I tracked the meanderings of a hurricane called Betsy for several days and now the storm was making a beeline for New Orleans. With the ignorance that comes with inexperience, I was excited and looking forward to it hitting New Orleans and breaking up an endlessly boring summer.

Leaving school on the afternoon of the night Betsy was to hit, the wind had already begun to pick up. Both my parents worked, so it was my job to fill up the bathtub and every pot and pan in the house with water. We had heard on the radio that that was the thing to do because you never knew when you would have drinking water again. I grew nervous as the wind grew and the television chattered about shelter locations and how smart it would be to get out of low-lying areas.

I was concerned about my sister, three years older than I and newly married, who lived with her husband and his family in lower St. Bernard Parish, a rural area east of New Orleans with the Mississippi on one side and a massive, shallow body of water, Lake Borgne, on the other.

Night fell and the wind rose. As the power failed and we were plunged into darkness, the transistor radio turned ominous with reports of winds at the mouth of the Mississippi gusting to more than 160 miles an hour. Heavy damage was expected in New Orleans soon.

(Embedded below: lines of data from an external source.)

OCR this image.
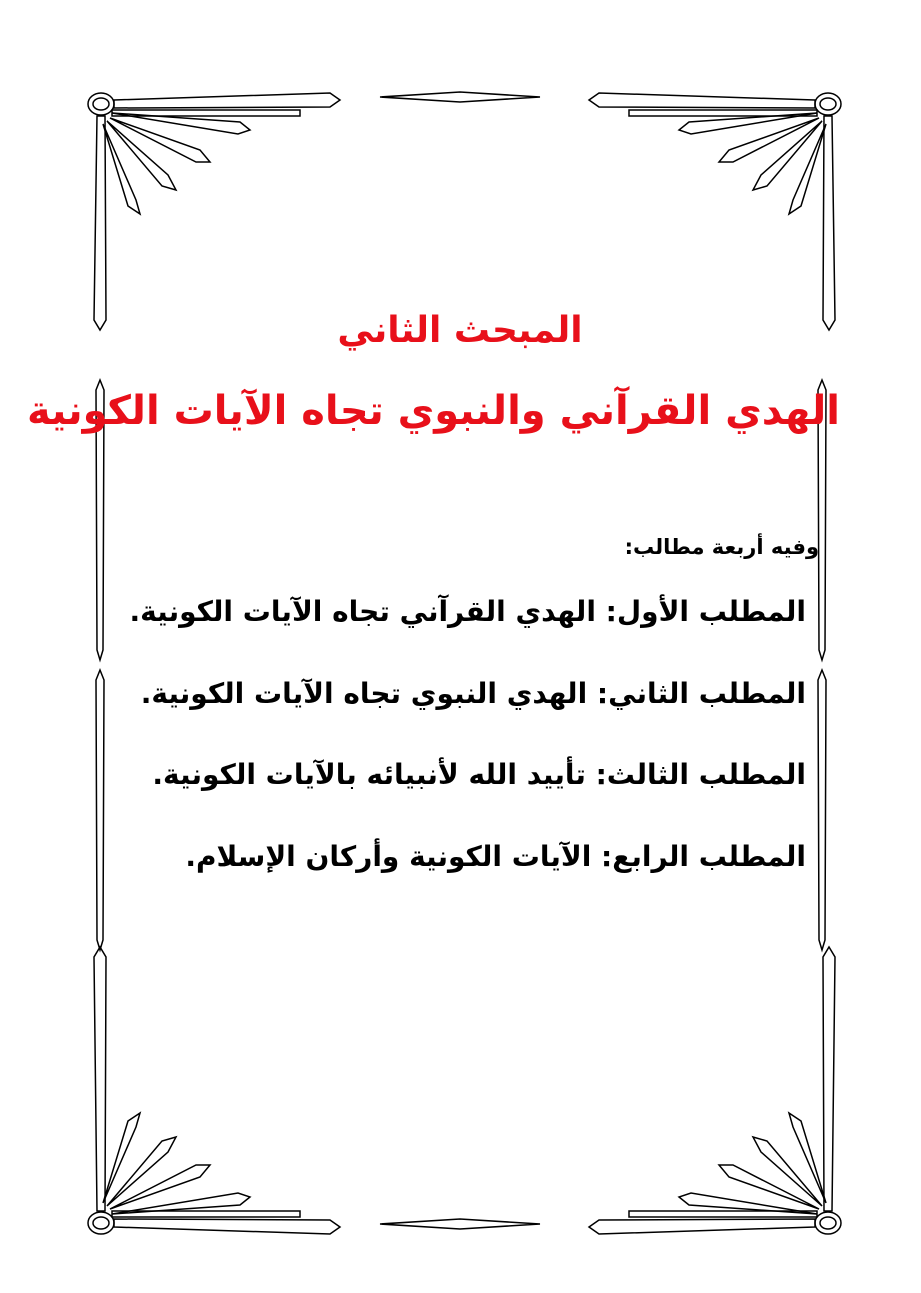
المبحث الثاني
الهدي القرآني والنبوي تجاه الآيات الكونية
وفيه أربعة مطالب:
المطلب الأول: الهدي القرآني تجاه الآيات الكونية.
المطلب الثاني: الهدي النبوي تجاه الآيات الكونية.
المطلب الثالث: تأييد الله لأنبيائه بالآيات الكونية.
المطلب الرابع: الآيات الكونية وأركان الإسلام.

Although the house was shaking and I could hear debris striking the wood-frame exterior, what I remember most was the sound of the wind howling on the other side of the walls and the vision that sticks with me to this day of transformers lighting what had to be the blackest night anyone had ever seen when they arced and exploded in the driving rain.

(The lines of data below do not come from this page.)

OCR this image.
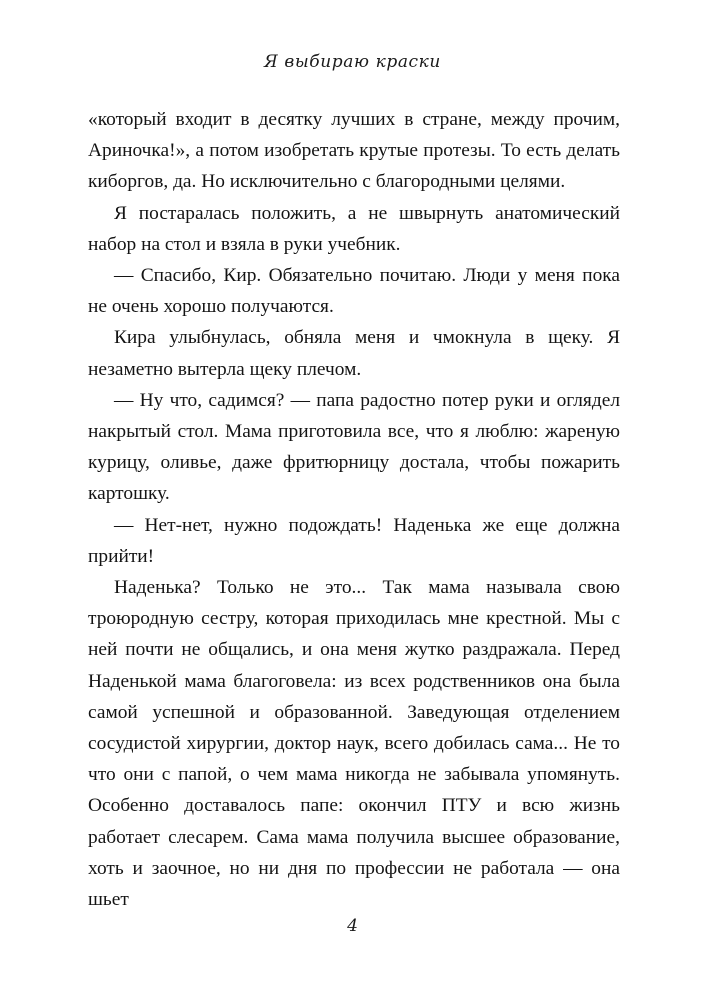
Я выбираю краски

«который входит в десятку лучших в стране, между прочим, Ариночка!», а потом изобретать крутые протезы. То есть делать киборгов, да. Но исключительно с благородными целями.

Я постаралась положить, а не швырнуть анатомический набор на стол и взяла в руки учебник.

— Спасибо, Кир. Обязательно почитаю. Люди у меня пока не очень хорошо получаются.

Кира улыбнулась, обняла меня и чмокнула в щеку. Я незаметно вытерла щеку плечом.

— Ну что, садимся? — папа радостно потер руки и оглядел накрытый стол. Мама приготовила все, что я люблю: жареную курицу, оливье, даже фритюрницу достала, чтобы пожарить картошку.

— Нет-нет, нужно подождать! Наденька же еще должна прийти!

Наденька? Только не это... Так мама называла свою троюродную сестру, которая приходилась мне крестной. Мы с ней почти не общались, и она меня жутко раздражала. Перед Наденькой мама благоговела: из всех родственников она была самой успешной и образованной. Заведующая отделением сосудистой хирургии, доктор наук, всего добилась сама... Не то что они с папой, о чем мама никогда не забывала упомянуть. Особенно доставалось папе: окончил ПТУ и всю жизнь работает слесарем. Сама мама получила высшее образование, хоть и заочное, но ни дня по профессии не работала — она шьет

4
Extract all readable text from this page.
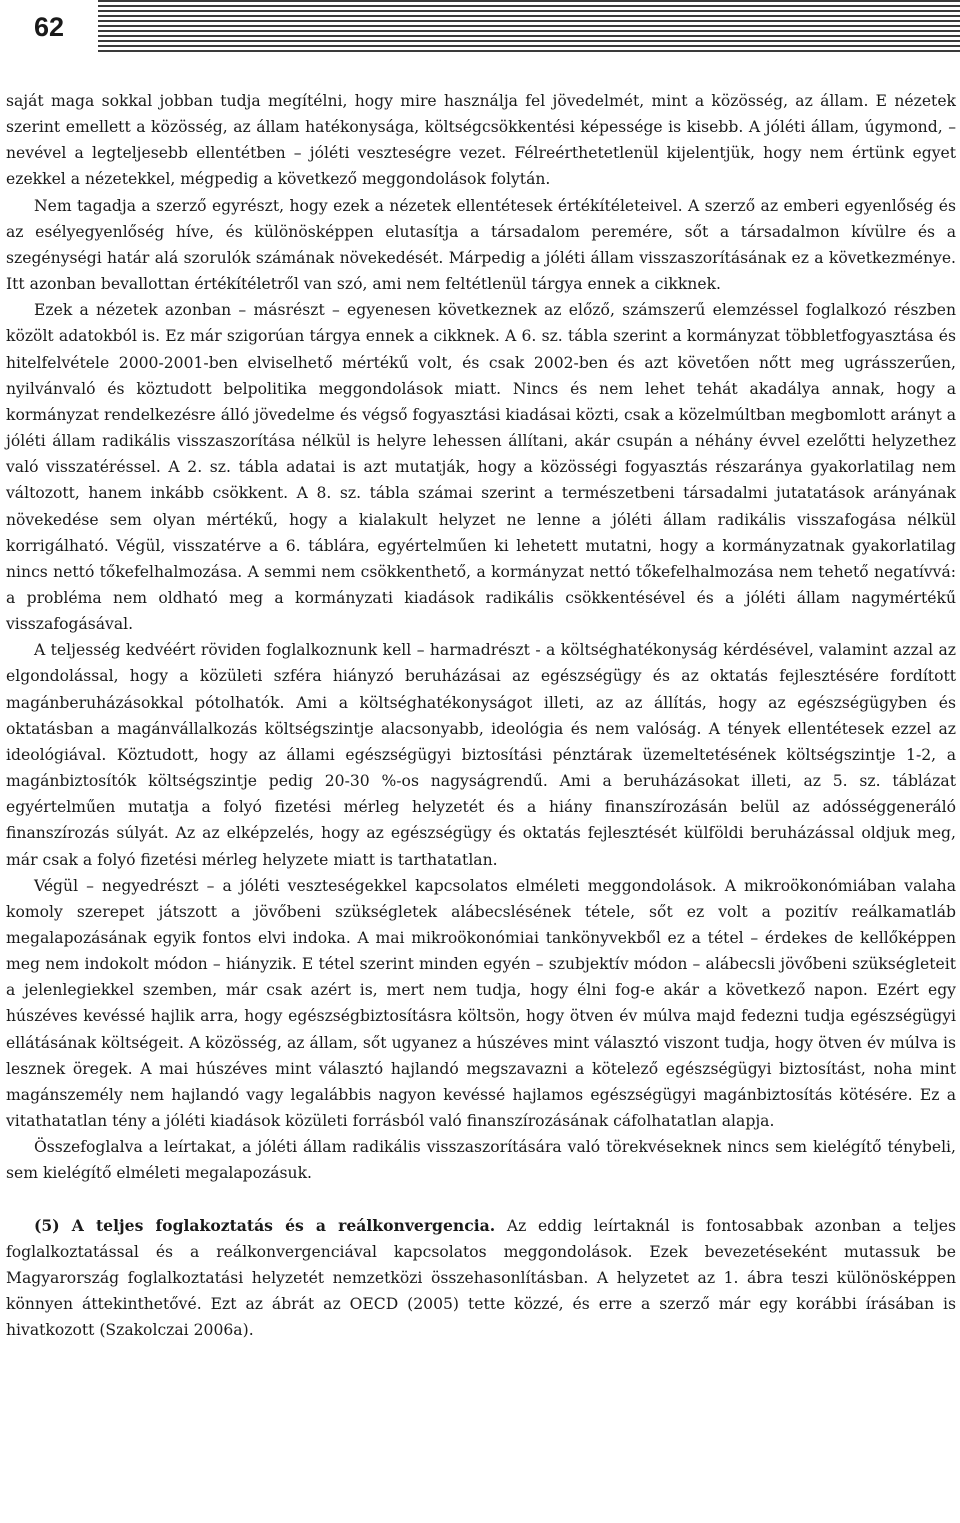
62

saját maga sokkal jobban tudja megítélni, hogy mire használja fel jövedelmét, mint a közösség, az állam. E nézetek szerint emellett a közösség, az állam hatékonysága, költségcsökkentési képessége is kisebb. A jóléti állam, úgymond, – nevével a legteljesebb ellentétben – jóléti veszteségre vezet. Félreérthetetlenül kijelentjük, hogy nem értünk egyet ezekkel a nézetekkel, mégpedig a következő meggondolások folytán.

Nem tagadja a szerző egyrészt, hogy ezek a nézetek ellentétesek értékítéleteivel. A szerző az emberi egyenlőség és az esélyegyenlőség híve, és különösképpen elutasítja a társadalom peremére, sőt a társadalmon kívülre és a szegénységi határ alá szorulók számának növekedését. Márpedig a jóléti állam visszaszorításának ez a következménye. Itt azonban bevallottan értékítéletről van szó, ami nem feltétlenül tárgya ennek a cikknek.

Ezek a nézetek azonban – másrészt – egyenesen következnek az előző, számszerű elemzéssel foglalkozó részben közölt adatokból is. Ez már szigorúan tárgya ennek a cikknek. A 6. sz. tábla szerint a kormányzat többletfogyasztása és hitelfelvétele 2000-2001-ben elviselhető mértékű volt, és csak 2002-ben és azt követően nőtt meg ugrásszerűen, nyilvánvaló és köztudott belpolitika meggondolások miatt. Nincs és nem lehet tehát akadálya annak, hogy a kormányzat rendelkezésre álló jövedelme és végső fogyasztási kiadásai közti, csak a közelmúltban megbomlott arányt a jóléti állam radikális visszaszorítása nélkül is helyre lehessen állítani, akár csupán a néhány évvel ezelőtti helyzethez való visszatéréssel. A 2. sz. tábla adatai is azt mutatják, hogy a közösségi fogyasztás részaránya gyakorlatilag nem változott, hanem inkább csökkent. A 8. sz. tábla számai szerint a természetbeni társadalmi jutatatások arányának növekedése sem olyan mértékű, hogy a kialakult helyzet ne lenne a jóléti állam radikális visszafogása nélkül korrigálható. Végül, visszatérve a 6. táblára, egyértelműen ki lehetett mutatni, hogy a kormányzatnak gyakorlatilag nincs nettó tőkefelhalmozása. A semmi nem csökkenthető, a kormányzat nettó tőkefelhalmozása nem tehető negatívvá: a probléma nem oldható meg a kormányzati kiadások radikális csökkentésével és a jóléti állam nagymértékű visszafogásával.

A teljesség kedvéért röviden foglalkoznunk kell – harmadrészt - a költséghatékonyság kérdésével, valamint azzal az elgondolással, hogy a közületi szféra hiányzó beruházásai az egészségügy és az oktatás fejlesztésére fordított magánberuházásokkal pótolhatók. Ami a költséghatékonyságot illeti, az az állítás, hogy az egészségügyben és oktatásban a magánvállalkozás költségszintje alacsonyabb, ideológia és nem valóság. A tények ellentétesek ezzel az ideológiával. Köztudott, hogy az állami egészségügyi biztosítási pénztárak üzemeltetésének költségszintje 1-2, a magánbiztosítók költségszintje pedig 20-30 %-os nagyságrendű. Ami a beruházásokat illeti, az 5. sz. táblázat egyértelműen mutatja a folyó fizetési mérleg helyzetét és a hiány finanszírozásán belül az adósséggeneráló finanszírozás súlyát. Az az elképzelés, hogy az egészségügy és oktatás fejlesztését külföldi beruházással oldjuk meg, már csak a folyó fizetési mérleg helyzete miatt is tarthatatlan.

Végül – negyedrészt – a jóléti veszteségekkel kapcsolatos elméleti meggondolások. A mikroökonómiában valaha komoly szerepet játszott a jövőbeni szükségletek alábecslésének tétele, sőt ez volt a pozitív reálkamatláb megalapozásának egyik fontos elvi indoka. A mai mikroökonómiai tankönyvekből ez a tétel – érdekes de kellőképpen meg nem indokolt módon – hiányzik. E tétel szerint minden egyén – szubjektív módon – alábecsli jövőbeni szükségleteit a jelenlegiekkel szemben, már csak azért is, mert nem tudja, hogy élni fog-e akár a következő napon. Ezért egy húszéves kevéssé hajlik arra, hogy egészségbiztosításra költsön, hogy ötven év múlva majd fedezni tudja egészségügyi ellátásának költségeit. A közösség, az állam, sőt ugyanez a húszéves mint választó viszont tudja, hogy ötven év múlva is lesznek öregek. A mai húszéves mint választó hajlandó megszavazni a kötelező egészségügyi biztosítást, noha mint magánszemély nem hajlandó vagy legalábbis nagyon kevéssé hajlamos egészségügyi magánbiztosítás kötésére. Ez a vitathatatlan tény a jóléti kiadások közületi forrásból való finanszírozásának cáfolhatatlan alapja.

Összefoglalva a leírtakat, a jóléti állam radikális visszaszorítására való törekvéseknek nincs sem kielégítő ténybeli, sem kielégítő elméleti megalapozásuk.

(5) A teljes foglakoztatás és a reálkonvergencia. Az eddig leírtaknál is fontosabbak azonban a teljes foglalkoztatással és a reálkonvergenciával kapcsolatos meggondolások. Ezek bevezetéseként mutassuk be Magyarország foglalkoztatási helyzetét nemzetközi összehasonlításban. A helyzetet az 1. ábra teszi különösképpen könnyen áttekinthetővé. Ezt az ábrát az OECD (2005) tette közzé, és erre a szerző már egy korábbi írásában is hivatkozott (Szakolczai 2006a).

The storm lasted through the night and was still blowing fairly hard at sun-up, but not so hard that we couldn’t get out. My father and I decided we’d go to his job across town. The damage we saw was unfathomable and remains with me to this day.

Most of what we saw, though, was wind damage, fallen trees and blown-down fences, with missing roofs and a few crumbled brick structures. It was the amount of the damage that was staggering. Not one structure seemed to have escaped harm. Ours suffered only minor damage, a few shingles blown off and some weatherboarding ripped from the outside walls.

It was later that we learned that the levee holding back the waters of the Industrial Canal had failed and that subdivisions abutting the levee in St. Bernard’s Arabi section had flooded to the eaves of the houses.

It was several nerve-racking days before we heard from my sister. She and her husband and his family survived the storm in lower St. Bernard, spending the night at the local high school. But their house that was in the late stages of construction had floated away in the storm surge and had to be destroyed.

Forty years is a long time, and I can’t remember when electricity was restored and schools reopened, but eventually those things happened. New Orleans returned to normal.

Betsy, while fading in people’s memory, remains part of mine. I am still mesmerized by hurricanes and follow them closely every summer and fall. After high school, I left New Orleans and only went back to visit. It wasn’t the hurricane; life just took me elsewhere.

My sister stayed in St. Bernard and raised three children who now have children of their own. They also remained in the area, at least until the day before Katrina.

For many people who have spent time in New Orleans, that most unusual of American cities, there is more than just a geographical and familial pull. There’s the cuisine and the patois, the architecture and music, the steamy summers and cool, misty winters. It’s the Big Easy and the city that care forgot. It’s New Orleans. There is no other. It’s possible that Katrina has changed all that, but I doubt it.

Now my sister and her husband have set up house in a motel in Birmingham, Ala., while her kids and their children are in Texas. They will go back to New Orleans, though probably without homes waiting for them.

They will have to start all over. Yet they are the lucky ones.